While the IMF team praised El Salvador’s efforts to boost financial inclusion, including by rolling out the Chivo e-wallet, which is part of the country’s cryptocurrency ecosystem, they stressed the need for “strict regulation and oversight” of both Chivo and Bitcoin.
IMF directors “stressed that there are large risks associated with the use of Bitcoin on financial stability, financial integrity, and consumer protection, as well as the associated fiscal contingent liabilities,” while urging El Salvador lawmakers to remove Bitcoin’s status as legal tender.
Dovetailing with its recent Article IV recommendations, the IMF expressed reluctance around El Salvador’s legal tender status for Bitcoin in the months prior to adoption.

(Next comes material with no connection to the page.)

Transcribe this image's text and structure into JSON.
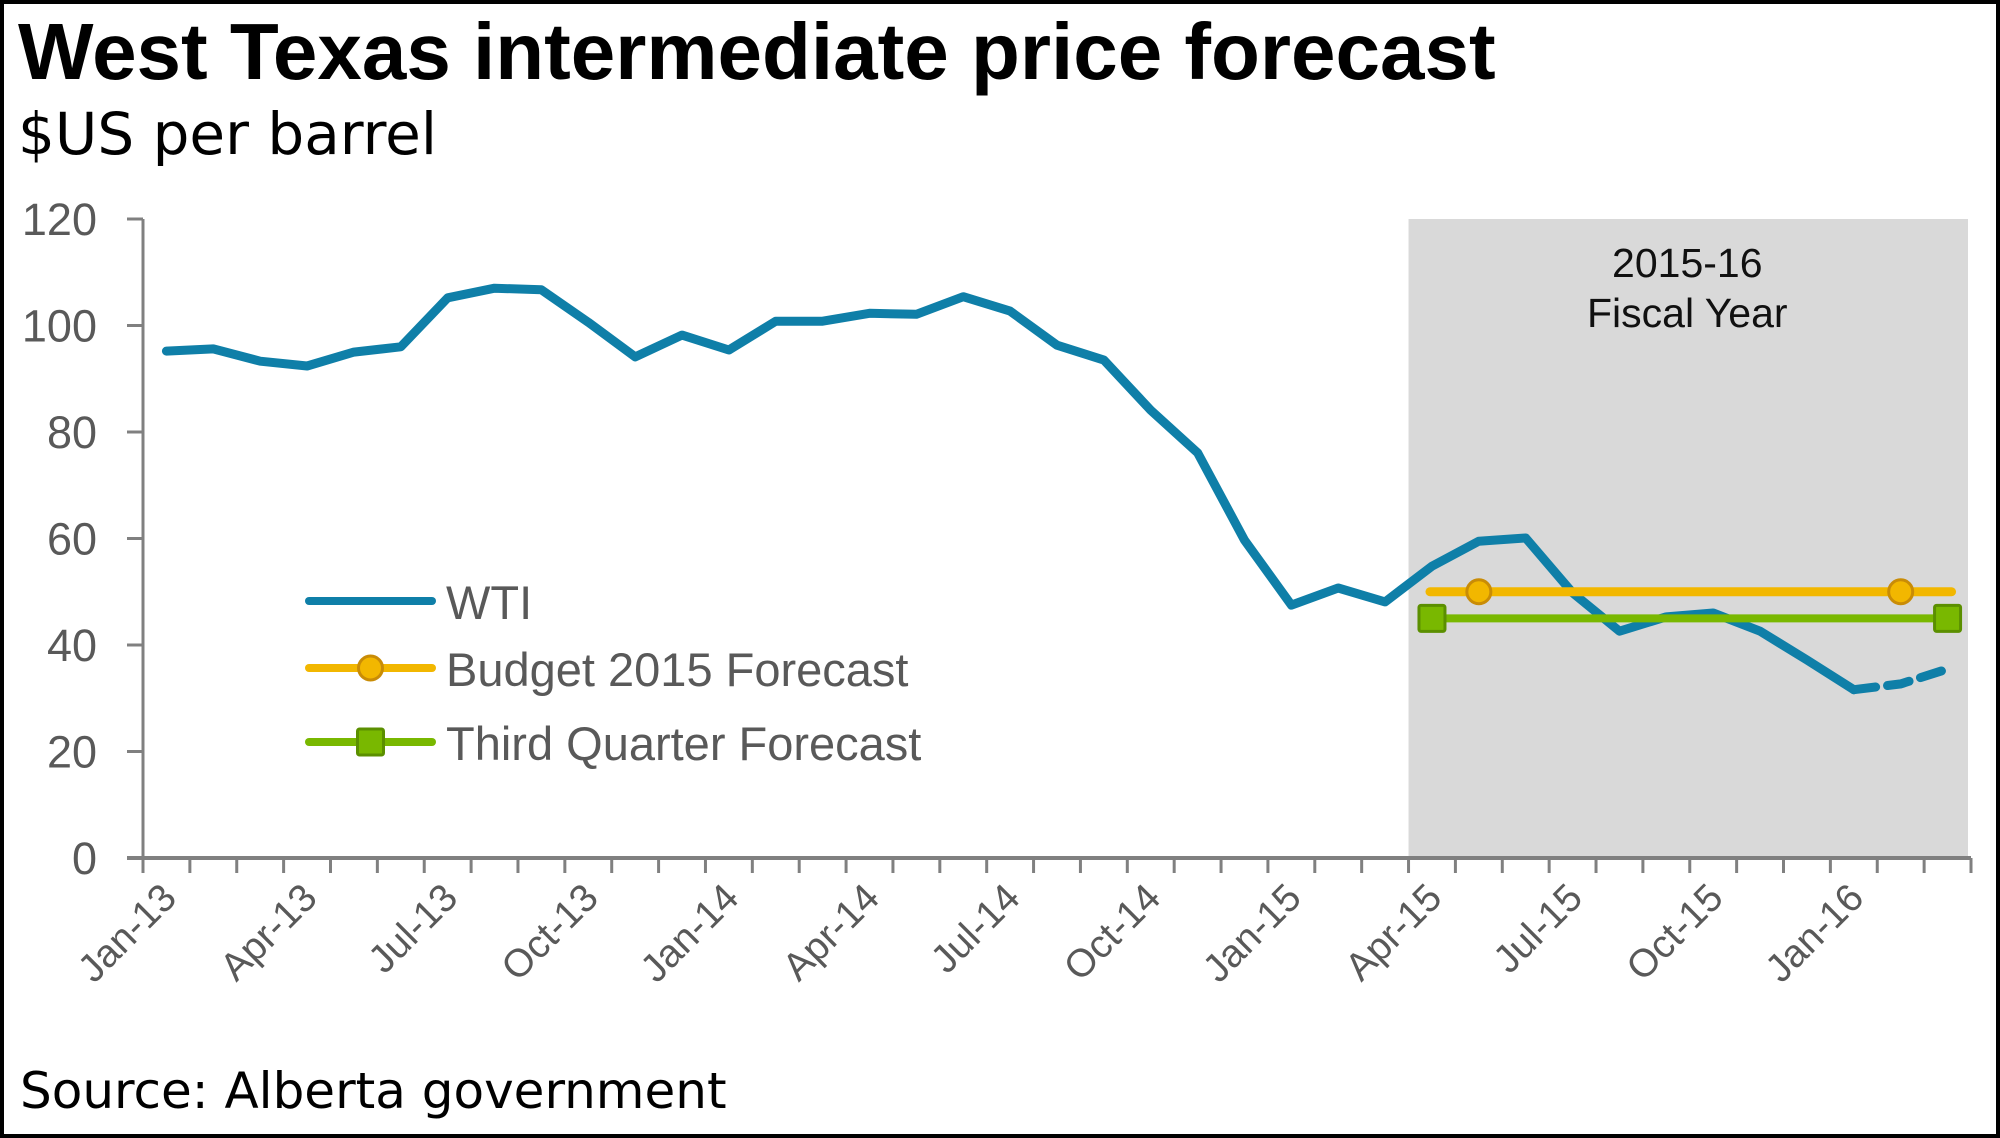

“The least stable of the lot, which hardly qualify as money, are cryptoassets (such as Bitcoin) that are unbacked and subject to the whims of market forces,” the IMF cautioned in the post.
Overall, in its Article IV assessment, the IMF team praised El Salvador’s leadership for “timely and effective” pandemic management, which they said helped the country’s economy mount a robust rebound from the COVID-19 recession. After contracting 7.6 percent in 2020, El Salvador’s GDP is poised to grow by 10 percent for all of 2021 and 3.2 percent in 2022.
The international agency cautioned, however, that the country’s public debt, poised to hit 96 percent of GDP by 2026, was on an unsustainable path.
“Fiscal vulnerabilities—stemming from the large public debt stock-to-GDP ratio—have grown during the pandemic and need to be promptly addressed,” IMF directors said in the note, urging the adoption of revenue and spending measures that would put public debt “on a firm downward trajectory.”